A recent Business Week article titled “The Buyback Boondoggle” discusses stock repurchases.
As the unemployment rate hovers near 10%, the economic debate is focused on how the government should aid recovery… but it’s business’ task to get the economy back on track – by investing in innovation and job creation. And if the recent past is any guide, corporations may stall the recovery by investing instead in something else – stock buybacks.
This article is an example of poor journalism and populist reasoning right from the start. You can see the writer’s view on business – that its purpose is somehow to create jobs – and that this should be the main goal of a business. Which, frankly, is a terrible assumption.
Businesses are created to make money. Businesses are (usually) run by smart people who want to invest their equity capital (raised from the stock market) in the place that will earn them the most money, and if they have a lot of equity capital outstanding (in the form of stock proceeds and retained earnings) they have to put this money to work on new projects that are at least as profitable as their current portfolio, or they are decreasing their company’s profitability, which is severely disliked by investors.
And the United States nowadays is a poor place for new investment. Want to know which country in the developed world has the least friendly tax outlook? The good ol’ USA. Per that highly recommended site “The Tax Foundation”
Currently, the average combined federal and state corporate tax rate in the U.S. is 39.3 percent, second among OECD countries to Japan’s combined rate of 39.5 percent… Many states impose state corporate income taxes at rates above the national average of 6.6 percent. Iowa, for example, imposes the highest corporate tax rate of 12 percent, followed by Pennsylvania’s 9.99 percent rate and Minnesota’s 9.8 percent rate. When added to the federal rate, these states tax their businesses at rates far in excess of all other OECD countries.

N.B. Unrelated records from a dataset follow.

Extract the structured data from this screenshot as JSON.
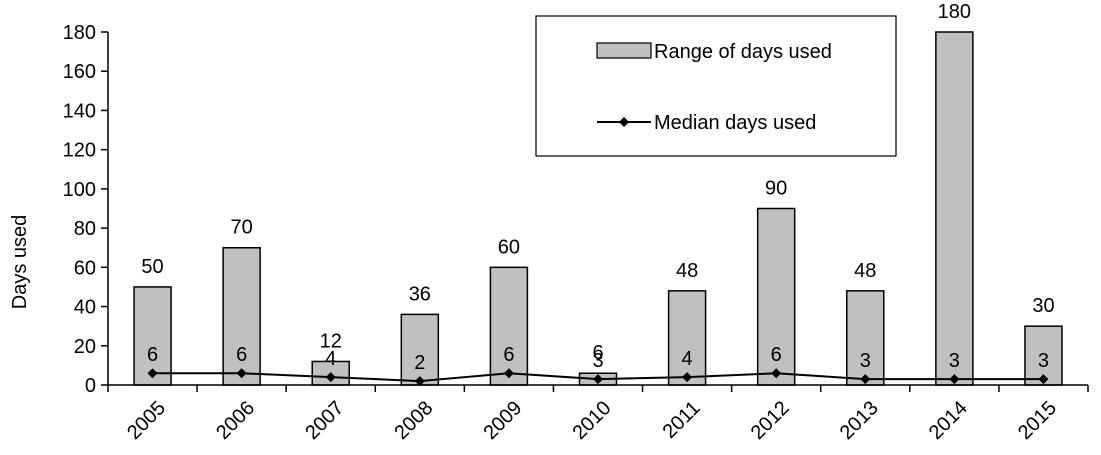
{
  "chart_data": {
    "type": "bar",
    "categories": [
      "2005",
      "2006",
      "2007",
      "2008",
      "2009",
      "2010",
      "2011",
      "2012",
      "2013",
      "2014",
      "2015"
    ],
    "series": [
      {
        "name": "Range of days used",
        "type": "bar",
        "values": [
          50,
          70,
          12,
          36,
          60,
          6,
          48,
          90,
          48,
          180,
          30
        ],
        "color": "#c0c0c0"
      },
      {
        "name": "Median days used",
        "type": "line",
        "values": [
          6,
          6,
          4,
          2,
          6,
          3,
          4,
          6,
          3,
          3,
          3
        ],
        "color": "#000000"
      }
    ],
    "ylabel": "Days used",
    "xlabel": "",
    "ylim": [
      0,
      180
    ],
    "yticks": [
      "0",
      "20",
      "40",
      "60",
      "80",
      "100",
      "120",
      "140",
      "160",
      "180"
    ],
    "legend_position": "top-right",
    "grid": false
  }
}
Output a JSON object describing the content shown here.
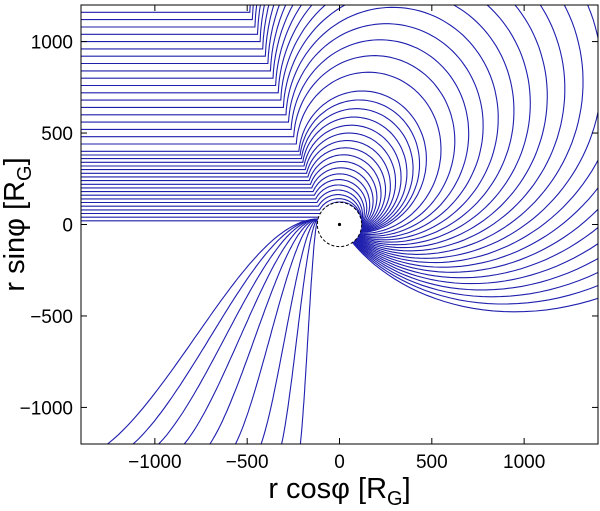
{
  "chart_data": {
    "type": "line",
    "title": "",
    "xlabel": {
      "main": "r cosφ [R",
      "sub": "G",
      "close": "]"
    },
    "ylabel": {
      "main": "r sinφ [R",
      "sub": "G",
      "close": "]"
    },
    "xlim": [
      -1400,
      1400
    ],
    "ylim": [
      -1200,
      1200
    ],
    "xticks": [
      -1000,
      -500,
      0,
      500,
      1000
    ],
    "yticks": [
      -1000,
      -500,
      0,
      500,
      1000
    ],
    "xtick_labels": [
      "−1000",
      "−500",
      "0",
      "500",
      "1000"
    ],
    "ytick_labels": [
      "−1000",
      "−500",
      "0",
      "500",
      "1000"
    ],
    "grid": false,
    "colors": {
      "lines": "#1f1fae",
      "axes": "#000000",
      "background": "#ffffff"
    },
    "family": {
      "description_of_shape": "streamlines starting horizontally from the left and spiralling in to a central circle",
      "inner_radius": 120,
      "center_marker": [
        0,
        0
      ],
      "offsets": [
        20,
        40,
        60,
        80,
        100,
        120,
        140,
        160,
        180,
        200,
        220,
        240,
        260,
        280,
        300,
        320,
        340,
        360,
        380,
        400,
        440,
        480,
        520,
        560,
        600,
        640,
        680,
        720,
        760,
        800,
        840,
        880,
        920,
        960,
        1000,
        1040,
        1080,
        1120,
        1160,
        1200
      ]
    },
    "lower_family_entries_x": [
      -1350,
      -1200,
      -1050,
      -900,
      -750,
      -600,
      -450,
      -330,
      -220
    ]
  }
}
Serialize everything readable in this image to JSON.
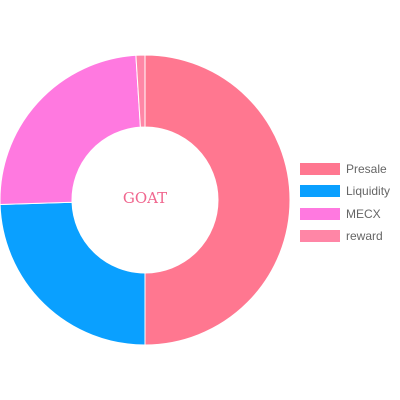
{
  "chart_data": {
    "type": "pie",
    "variant": "doughnut",
    "center_text": "GOAT",
    "legend_position": "right",
    "categories": [
      "Presale",
      "Liquidity",
      "MECX",
      "reward"
    ],
    "values": [
      50,
      24.5,
      24.5,
      1
    ],
    "colors": [
      "#ff7790",
      "#0aa0ff",
      "#ff79e0",
      "#ff86a6"
    ]
  }
}
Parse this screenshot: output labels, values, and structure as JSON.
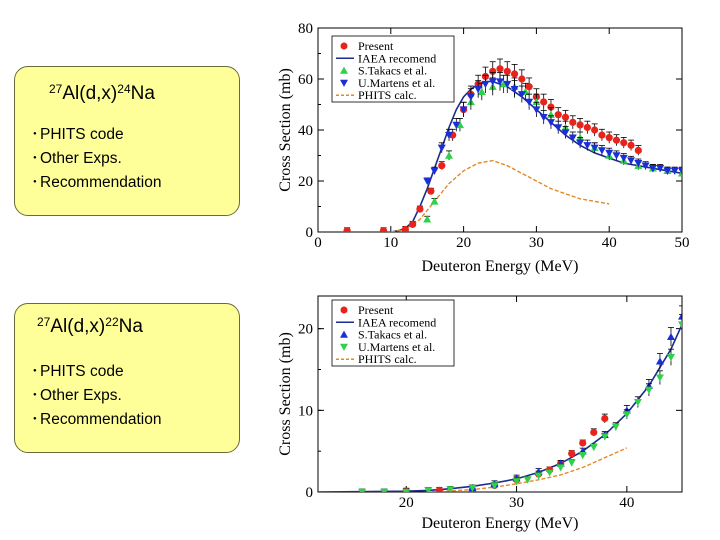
{
  "cards": [
    {
      "mass": "27",
      "target": "Al(d,x)",
      "product_mass": "24",
      "product": "Na",
      "items": [
        "PHITS code",
        "Other Exps.",
        "Recommendation"
      ]
    },
    {
      "mass": "27",
      "target": "Al(d,x)",
      "product_mass": "22",
      "product": "Na",
      "items": [
        "PHITS code",
        "Other Exps.",
        "Recommendation"
      ]
    }
  ],
  "colors": {
    "present": "#e8231c",
    "iaea": "#1d2b8e",
    "takacs": "#2fd04a",
    "martens": "#1a2fd8",
    "phits": "#e08a2a",
    "card_bg": "#ffff99"
  },
  "chart_data": [
    {
      "type": "scatter",
      "title": "27Al(d,x)24Na",
      "xlabel": "Deuteron Energy (MeV)",
      "ylabel": "Cross Section (mb)",
      "xlim": [
        0,
        50
      ],
      "ylim": [
        0,
        80
      ],
      "xticks": [
        0,
        10,
        20,
        30,
        40,
        50
      ],
      "yticks": [
        0,
        20,
        40,
        60,
        80
      ],
      "legend": {
        "position": "top-right",
        "entries": [
          "Present",
          "IAEA recomend",
          "S.Takacs et al.",
          "U.Martens et al.",
          "PHITS calc."
        ]
      },
      "series": [
        {
          "name": "Present",
          "kind": "marker",
          "marker": "circle",
          "color": "#e8231c",
          "x": [
            4,
            9,
            12,
            13,
            14,
            15.5,
            17,
            18.5,
            20,
            21,
            22,
            23,
            24,
            25,
            26,
            27,
            28,
            29,
            30,
            31,
            32,
            33,
            34,
            35,
            36,
            37,
            38,
            39,
            40,
            41,
            42,
            43,
            44
          ],
          "y": [
            0.5,
            0.5,
            1,
            3,
            9,
            16,
            26,
            38,
            48,
            54,
            58,
            61,
            63,
            64,
            63,
            62,
            60,
            57,
            53,
            51,
            49,
            46,
            45,
            43,
            42,
            41,
            40,
            38,
            37,
            36,
            35,
            34,
            32
          ]
        },
        {
          "name": "S.Takacs et al.",
          "kind": "marker",
          "marker": "triangle-up",
          "color": "#2fd04a",
          "x": [
            15,
            16,
            18,
            19.5,
            21,
            22.5,
            24,
            25.5,
            27,
            28.5,
            30,
            32,
            34,
            36,
            38,
            40,
            42,
            44,
            46,
            48,
            50
          ],
          "y": [
            5,
            12,
            30,
            42,
            51,
            55,
            57,
            58,
            57,
            55,
            51,
            46,
            41,
            37,
            33,
            30,
            28,
            26,
            25,
            24,
            23
          ]
        },
        {
          "name": "U.Martens et al.",
          "kind": "marker",
          "marker": "triangle-down",
          "color": "#1a2fd8",
          "x": [
            15,
            16,
            17,
            18,
            19,
            20,
            21,
            22,
            23,
            24,
            25,
            26,
            27,
            28,
            29,
            30,
            31,
            32,
            33,
            34,
            35,
            36,
            37,
            38,
            39,
            40,
            41,
            42,
            43,
            44,
            45,
            46,
            47,
            48,
            49,
            50
          ],
          "y": [
            20,
            24,
            33,
            38,
            42,
            48,
            53,
            56,
            58,
            59,
            59,
            58,
            56,
            54,
            51,
            48,
            45,
            43,
            41,
            39,
            37,
            35,
            34,
            33,
            32,
            31,
            30,
            29,
            28,
            27,
            26,
            25,
            25,
            24,
            24,
            24
          ]
        },
        {
          "name": "IAEA recomend",
          "kind": "line",
          "color": "#1d2b8e",
          "x": [
            10,
            11,
            12,
            13,
            14,
            15,
            16,
            17,
            18,
            19,
            20,
            21,
            22,
            23,
            24,
            25,
            26,
            27,
            28,
            30,
            32,
            34,
            36,
            38,
            40,
            42,
            44,
            46,
            48,
            50
          ],
          "y": [
            0,
            0.5,
            1.5,
            4,
            10,
            17,
            25,
            33,
            41,
            48,
            53,
            56,
            58,
            59,
            59,
            58,
            57,
            55,
            53,
            48,
            43,
            38,
            34,
            31,
            29,
            27,
            26,
            25,
            24,
            23
          ]
        },
        {
          "name": "PHITS calc.",
          "kind": "dashed-line",
          "color": "#e08a2a",
          "x": [
            10,
            12,
            14,
            16,
            18,
            20,
            22,
            24,
            26,
            28,
            30,
            32,
            34,
            36,
            38,
            40
          ],
          "y": [
            0,
            1,
            5,
            12,
            19,
            24,
            27,
            28,
            26,
            23,
            20,
            17,
            15,
            13,
            12,
            11
          ]
        }
      ]
    },
    {
      "type": "scatter",
      "title": "27Al(d,x)22Na",
      "xlabel": "Deuteron Energy (MeV)",
      "ylabel": "Cross Section (mb)",
      "xlim": [
        12,
        45
      ],
      "ylim": [
        0,
        24
      ],
      "xticks": [
        20,
        30,
        40
      ],
      "yticks": [
        0,
        10,
        20
      ],
      "legend": {
        "position": "top-left",
        "entries": [
          "Present",
          "IAEA recomend",
          "S.Takacs et al.",
          "U.Martens et al.",
          "PHITS calc."
        ]
      },
      "series": [
        {
          "name": "Present",
          "kind": "marker",
          "marker": "circle",
          "color": "#e8231c",
          "x": [
            20,
            23,
            26,
            28,
            30,
            32,
            33,
            34,
            35,
            36,
            37,
            38
          ],
          "y": [
            0.1,
            0.2,
            0.3,
            0.8,
            1.5,
            2.2,
            2.7,
            3.5,
            4.7,
            6,
            7.3,
            9
          ]
        },
        {
          "name": "S.Takacs et al.",
          "kind": "marker",
          "marker": "triangle-up",
          "color": "#1a2fd8",
          "x": [
            26,
            28,
            30,
            32,
            34,
            36,
            38,
            40,
            42,
            43,
            44,
            45
          ],
          "y": [
            0.5,
            1,
            1.7,
            2.5,
            3.5,
            5,
            7,
            10,
            13,
            16,
            19,
            21.5
          ]
        },
        {
          "name": "U.Martens et al.",
          "kind": "marker",
          "marker": "triangle-down",
          "color": "#2fd04a",
          "x": [
            16,
            18,
            20,
            22,
            24,
            26,
            28,
            30,
            31,
            32,
            33,
            34,
            35,
            36,
            37,
            38,
            39,
            40,
            41,
            42,
            43,
            44,
            45
          ],
          "y": [
            0,
            0,
            0,
            0.2,
            0.3,
            0.5,
            0.8,
            1.3,
            1.5,
            2,
            2.4,
            3,
            3.6,
            4.5,
            5.5,
            6.8,
            8,
            9.5,
            11,
            12.5,
            14,
            16.5,
            20.5
          ]
        },
        {
          "name": "IAEA recomend",
          "kind": "line",
          "color": "#1d2b8e",
          "x": [
            12,
            20,
            22,
            24,
            26,
            28,
            30,
            32,
            34,
            36,
            38,
            40,
            42,
            44,
            45
          ],
          "y": [
            0,
            0.1,
            0.2,
            0.4,
            0.7,
            1.1,
            1.6,
            2.4,
            3.5,
            5,
            7,
            9.6,
            13,
            17.5,
            20.5
          ]
        },
        {
          "name": "PHITS calc.",
          "kind": "dashed-line",
          "color": "#e08a2a",
          "x": [
            22,
            26,
            28,
            30,
            32,
            34,
            36,
            38,
            40
          ],
          "y": [
            0,
            0.3,
            0.6,
            1,
            1.5,
            2.1,
            3,
            4.2,
            5.4
          ]
        }
      ]
    }
  ]
}
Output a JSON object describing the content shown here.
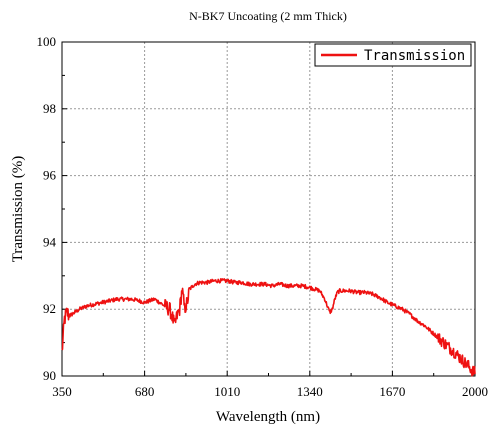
{
  "chart_data": {
    "type": "line",
    "title": "N-BK7 Uncoating (2 mm  Thick)",
    "xlabel": "Wavelength (nm)",
    "ylabel": "Transmission (%)",
    "xlim": [
      350,
      2000
    ],
    "ylim": [
      90,
      100
    ],
    "xticks": [
      350,
      680,
      1010,
      1340,
      1670,
      2000
    ],
    "xtick_labels": [
      "350",
      "680",
      "1010",
      "1340",
      "1670",
      "2000"
    ],
    "yticks": [
      90,
      92,
      94,
      96,
      98,
      100
    ],
    "ytick_labels": [
      "90",
      "92",
      "94",
      "96",
      "98",
      "100"
    ],
    "grid": true,
    "legend": {
      "position": "top-right",
      "entries": [
        "Transmission"
      ]
    },
    "series": [
      {
        "name": "Transmission",
        "color": "#ee1111",
        "x": [
          350,
          355,
          360,
          370,
          380,
          400,
          420,
          450,
          480,
          510,
          540,
          570,
          600,
          630,
          660,
          680,
          700,
          720,
          740,
          760,
          780,
          790,
          800,
          810,
          820,
          830,
          840,
          850,
          860,
          880,
          900,
          930,
          960,
          990,
          1010,
          1040,
          1070,
          1100,
          1130,
          1160,
          1190,
          1220,
          1250,
          1280,
          1310,
          1340,
          1360,
          1380,
          1400,
          1410,
          1420,
          1430,
          1440,
          1450,
          1460,
          1480,
          1500,
          1530,
          1560,
          1590,
          1620,
          1650,
          1680,
          1710,
          1740,
          1770,
          1800,
          1830,
          1860,
          1890,
          1920,
          1940,
          1960,
          1980,
          1990,
          2000
        ],
        "y": [
          90.7,
          91.2,
          91.7,
          91.9,
          91.8,
          91.9,
          92.0,
          92.1,
          92.15,
          92.2,
          92.25,
          92.3,
          92.3,
          92.3,
          92.25,
          92.2,
          92.25,
          92.3,
          92.2,
          92.1,
          92.0,
          91.8,
          91.5,
          91.8,
          92.0,
          92.6,
          92.0,
          92.2,
          92.6,
          92.75,
          92.8,
          92.8,
          92.85,
          92.85,
          92.85,
          92.8,
          92.8,
          92.75,
          92.75,
          92.75,
          92.7,
          92.75,
          92.7,
          92.7,
          92.7,
          92.65,
          92.6,
          92.55,
          92.3,
          92.1,
          91.9,
          92.0,
          92.3,
          92.5,
          92.55,
          92.55,
          92.55,
          92.5,
          92.5,
          92.45,
          92.35,
          92.2,
          92.1,
          92.0,
          91.85,
          91.65,
          91.5,
          91.3,
          91.1,
          90.9,
          90.7,
          90.55,
          90.4,
          90.25,
          90.15,
          90.1
        ]
      }
    ]
  }
}
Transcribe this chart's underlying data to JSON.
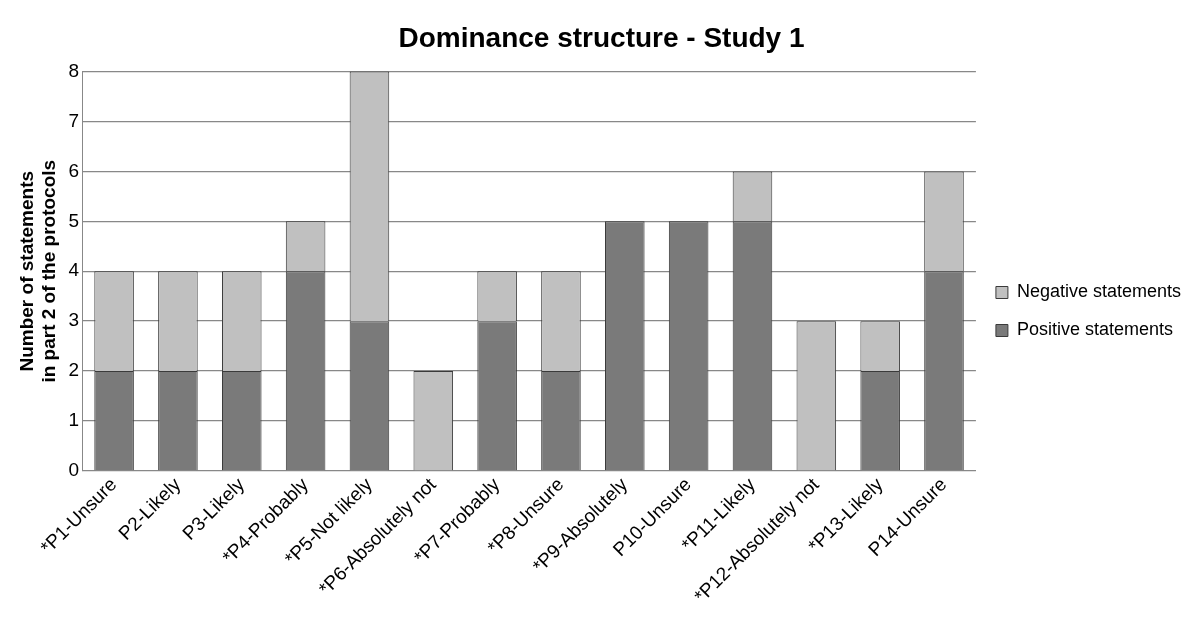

The US also has a surplus of lawyers and a highly litigious culture that requires businesses to spend an inordinate amount of time preparing for lawsuits of every sort. And if you want to build something, such as a manufacturing plant… you must be kidding, right? The environmentalists and regulators will tear you to shreds, with protests, forms, and a never-ending stream of bad publicity. And if you have unions, or are in a state loaded with unions (such as the Midwest, sadly enough) you have a militant work force demanding gold plated benefit plans and happy to walk out and crush your operations at a moment’s notice.